La tecnologia della fusione potrà anche essere partita dai laboratori finanziati dal governo, ma la sua messa in atto dovrà fare affidamento su finanziamenti privati. Amy Roma, partner di Hogan Lovells a Washington, spiega che l’Infrastructure Act federale, approvato di recente, include finanziamenti per un Advanced Reactor Demonstration Program, che sostiene però solo progetti legati alla fissione, non alla fusione. Roma ipotizza che, se il governo federale volesse sostenere il progresso nel campo della fusione, un buon posto per farlo potrebbe essere il neonato Office of Clean Energy Demonstration, creato all’interno del dipartimento dell’Energia proprio dall’Infrastructure Act. L’energia ricavata dalla fusione, che è a zero emissioni, beneficerebbe anche del recente ordine esecutivo del presidente Biden, in base al quale gli acquisti di energia del governo federale dovranno essere “a impatto netto nullo” entro il 2030.

Steve Jurvetson, leggendario investitore in aziende tecnologiche e sostenitore di Commonwealth Fusion, ha staccato il suo primo assegno per finanziare la ricerca sulla fusione 25 anni fa. Ora è quasi sconvolto dal fatto che il suo sogno, rimandato così a lungo, possa diventare presto realtà. “Ci sono un mucchio di scettici fino a quando una cosa non viene realizzata. Poi tutti dicono che era ovvio”.

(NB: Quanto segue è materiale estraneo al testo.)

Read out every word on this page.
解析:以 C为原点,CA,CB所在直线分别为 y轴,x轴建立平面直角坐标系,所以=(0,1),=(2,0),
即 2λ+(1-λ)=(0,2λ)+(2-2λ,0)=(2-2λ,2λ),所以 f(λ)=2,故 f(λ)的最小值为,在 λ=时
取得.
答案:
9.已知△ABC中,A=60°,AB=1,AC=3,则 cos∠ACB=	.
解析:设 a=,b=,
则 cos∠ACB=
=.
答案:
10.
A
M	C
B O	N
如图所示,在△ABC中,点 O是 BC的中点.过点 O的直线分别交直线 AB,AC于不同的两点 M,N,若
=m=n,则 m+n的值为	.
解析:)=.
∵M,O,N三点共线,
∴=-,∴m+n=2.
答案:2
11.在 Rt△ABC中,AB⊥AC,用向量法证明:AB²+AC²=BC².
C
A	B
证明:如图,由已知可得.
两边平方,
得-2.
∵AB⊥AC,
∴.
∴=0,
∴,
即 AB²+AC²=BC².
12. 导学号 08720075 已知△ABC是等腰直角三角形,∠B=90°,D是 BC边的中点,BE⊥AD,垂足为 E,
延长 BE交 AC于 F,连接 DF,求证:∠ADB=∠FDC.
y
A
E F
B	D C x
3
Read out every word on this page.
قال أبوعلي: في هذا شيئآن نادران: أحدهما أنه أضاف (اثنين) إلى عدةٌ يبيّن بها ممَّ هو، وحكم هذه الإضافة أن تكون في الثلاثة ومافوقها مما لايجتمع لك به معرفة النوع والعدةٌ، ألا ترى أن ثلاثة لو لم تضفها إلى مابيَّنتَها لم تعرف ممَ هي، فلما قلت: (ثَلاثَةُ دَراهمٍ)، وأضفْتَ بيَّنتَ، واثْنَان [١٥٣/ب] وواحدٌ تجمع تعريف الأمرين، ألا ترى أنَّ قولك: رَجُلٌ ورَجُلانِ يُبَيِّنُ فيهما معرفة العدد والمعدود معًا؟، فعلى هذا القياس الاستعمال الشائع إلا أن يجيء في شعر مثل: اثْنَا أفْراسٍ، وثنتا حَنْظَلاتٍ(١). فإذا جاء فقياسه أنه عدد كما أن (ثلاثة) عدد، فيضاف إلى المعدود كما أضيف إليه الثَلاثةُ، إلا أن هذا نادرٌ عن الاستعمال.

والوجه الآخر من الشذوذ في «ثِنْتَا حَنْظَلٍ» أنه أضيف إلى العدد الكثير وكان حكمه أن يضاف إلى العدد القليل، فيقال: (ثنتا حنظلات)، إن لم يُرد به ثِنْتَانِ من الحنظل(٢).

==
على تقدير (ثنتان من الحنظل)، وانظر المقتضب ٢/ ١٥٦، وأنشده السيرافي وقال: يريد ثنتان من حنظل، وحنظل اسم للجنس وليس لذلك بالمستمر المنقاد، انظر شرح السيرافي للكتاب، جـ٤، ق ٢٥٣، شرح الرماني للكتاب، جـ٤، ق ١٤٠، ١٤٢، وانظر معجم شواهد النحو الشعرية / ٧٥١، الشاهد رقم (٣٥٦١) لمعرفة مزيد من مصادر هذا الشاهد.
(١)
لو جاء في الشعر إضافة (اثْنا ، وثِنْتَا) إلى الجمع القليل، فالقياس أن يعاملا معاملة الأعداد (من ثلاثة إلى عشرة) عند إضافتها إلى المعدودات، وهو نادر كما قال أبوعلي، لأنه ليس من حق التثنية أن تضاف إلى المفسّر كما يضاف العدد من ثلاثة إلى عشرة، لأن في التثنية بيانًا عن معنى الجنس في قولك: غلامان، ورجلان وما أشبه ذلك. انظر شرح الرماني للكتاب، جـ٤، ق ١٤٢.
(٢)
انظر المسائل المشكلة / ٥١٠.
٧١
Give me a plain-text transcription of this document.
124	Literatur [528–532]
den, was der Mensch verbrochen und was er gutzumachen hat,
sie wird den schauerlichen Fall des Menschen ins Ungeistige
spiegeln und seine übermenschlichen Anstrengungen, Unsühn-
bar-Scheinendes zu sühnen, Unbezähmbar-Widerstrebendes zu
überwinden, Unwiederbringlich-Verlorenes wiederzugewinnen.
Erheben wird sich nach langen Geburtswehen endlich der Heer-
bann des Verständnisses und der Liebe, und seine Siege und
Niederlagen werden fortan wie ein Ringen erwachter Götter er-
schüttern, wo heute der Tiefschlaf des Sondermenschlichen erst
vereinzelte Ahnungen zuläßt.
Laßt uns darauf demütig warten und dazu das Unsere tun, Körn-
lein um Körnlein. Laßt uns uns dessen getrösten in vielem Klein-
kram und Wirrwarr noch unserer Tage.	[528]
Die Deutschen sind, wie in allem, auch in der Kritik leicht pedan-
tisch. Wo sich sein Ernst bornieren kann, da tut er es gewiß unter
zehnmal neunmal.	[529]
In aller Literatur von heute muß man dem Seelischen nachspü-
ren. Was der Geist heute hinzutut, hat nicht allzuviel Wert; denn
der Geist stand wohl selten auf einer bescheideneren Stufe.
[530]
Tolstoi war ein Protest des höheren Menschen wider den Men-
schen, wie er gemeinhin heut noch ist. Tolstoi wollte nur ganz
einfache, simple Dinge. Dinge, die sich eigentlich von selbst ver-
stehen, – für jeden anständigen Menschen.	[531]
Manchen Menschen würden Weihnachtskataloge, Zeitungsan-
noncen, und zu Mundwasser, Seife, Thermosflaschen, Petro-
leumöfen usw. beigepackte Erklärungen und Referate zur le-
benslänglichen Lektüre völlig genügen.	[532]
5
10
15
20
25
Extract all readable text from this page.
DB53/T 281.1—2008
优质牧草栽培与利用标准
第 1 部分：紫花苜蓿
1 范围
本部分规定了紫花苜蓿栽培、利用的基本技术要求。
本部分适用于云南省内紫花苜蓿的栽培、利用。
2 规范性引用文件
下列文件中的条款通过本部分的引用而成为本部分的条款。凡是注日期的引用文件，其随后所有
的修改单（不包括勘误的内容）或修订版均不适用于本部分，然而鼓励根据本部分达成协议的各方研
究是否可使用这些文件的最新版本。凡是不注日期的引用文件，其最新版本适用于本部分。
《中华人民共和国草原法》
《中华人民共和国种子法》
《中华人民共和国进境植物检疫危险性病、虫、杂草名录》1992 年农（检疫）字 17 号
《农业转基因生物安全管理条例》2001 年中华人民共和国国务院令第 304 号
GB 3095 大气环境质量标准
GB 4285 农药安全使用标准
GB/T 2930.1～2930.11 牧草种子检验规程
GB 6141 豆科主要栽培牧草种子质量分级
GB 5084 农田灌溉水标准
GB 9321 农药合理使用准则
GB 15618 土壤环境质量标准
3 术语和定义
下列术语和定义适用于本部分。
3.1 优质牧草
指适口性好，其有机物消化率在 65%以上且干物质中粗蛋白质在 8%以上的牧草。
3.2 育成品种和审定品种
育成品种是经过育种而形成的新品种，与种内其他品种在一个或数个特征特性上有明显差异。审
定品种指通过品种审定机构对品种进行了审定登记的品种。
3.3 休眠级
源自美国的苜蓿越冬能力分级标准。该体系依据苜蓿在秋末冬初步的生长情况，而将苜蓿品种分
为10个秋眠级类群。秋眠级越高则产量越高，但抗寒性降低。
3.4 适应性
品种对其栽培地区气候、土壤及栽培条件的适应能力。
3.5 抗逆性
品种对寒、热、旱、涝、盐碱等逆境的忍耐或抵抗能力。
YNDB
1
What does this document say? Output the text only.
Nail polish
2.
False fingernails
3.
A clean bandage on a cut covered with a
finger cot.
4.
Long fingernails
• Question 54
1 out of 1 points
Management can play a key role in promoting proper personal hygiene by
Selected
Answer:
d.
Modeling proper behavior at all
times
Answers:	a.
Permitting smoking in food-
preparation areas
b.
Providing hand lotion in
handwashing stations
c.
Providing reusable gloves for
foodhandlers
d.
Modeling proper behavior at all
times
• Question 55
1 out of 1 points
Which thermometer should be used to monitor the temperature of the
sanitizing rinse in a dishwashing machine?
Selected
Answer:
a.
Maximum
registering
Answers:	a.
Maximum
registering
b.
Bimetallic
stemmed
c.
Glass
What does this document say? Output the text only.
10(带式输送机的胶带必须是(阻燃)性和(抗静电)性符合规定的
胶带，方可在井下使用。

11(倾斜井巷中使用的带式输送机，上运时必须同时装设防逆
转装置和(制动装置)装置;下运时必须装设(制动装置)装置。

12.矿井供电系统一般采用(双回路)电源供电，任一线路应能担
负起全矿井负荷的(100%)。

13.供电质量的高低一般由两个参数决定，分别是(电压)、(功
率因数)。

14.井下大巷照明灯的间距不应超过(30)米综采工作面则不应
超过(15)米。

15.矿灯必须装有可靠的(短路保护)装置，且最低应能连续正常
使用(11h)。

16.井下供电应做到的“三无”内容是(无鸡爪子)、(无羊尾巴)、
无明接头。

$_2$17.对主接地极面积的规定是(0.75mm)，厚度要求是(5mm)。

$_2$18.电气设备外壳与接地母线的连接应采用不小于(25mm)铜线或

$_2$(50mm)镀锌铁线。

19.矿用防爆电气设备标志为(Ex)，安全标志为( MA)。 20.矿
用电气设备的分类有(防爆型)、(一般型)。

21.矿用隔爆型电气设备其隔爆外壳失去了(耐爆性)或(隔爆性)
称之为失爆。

Royan di Mithril dice che sta già lavorando per adattarsi all’aspetto che il mondo assumerà quando la fusione sarà realizzata. “Pensate alle opportunità su questioni come la desalinizzazione dell’acqua e la produzione di fertilizzanti. Cambierebbe all’improvviso tutta l’economia legata all’acqua, e di conseguenae anche quella agricola”. Tutto questo, dice, fa parte del cammino dell’umanità “per continuare a dimostrare che Malthus era un idiota”.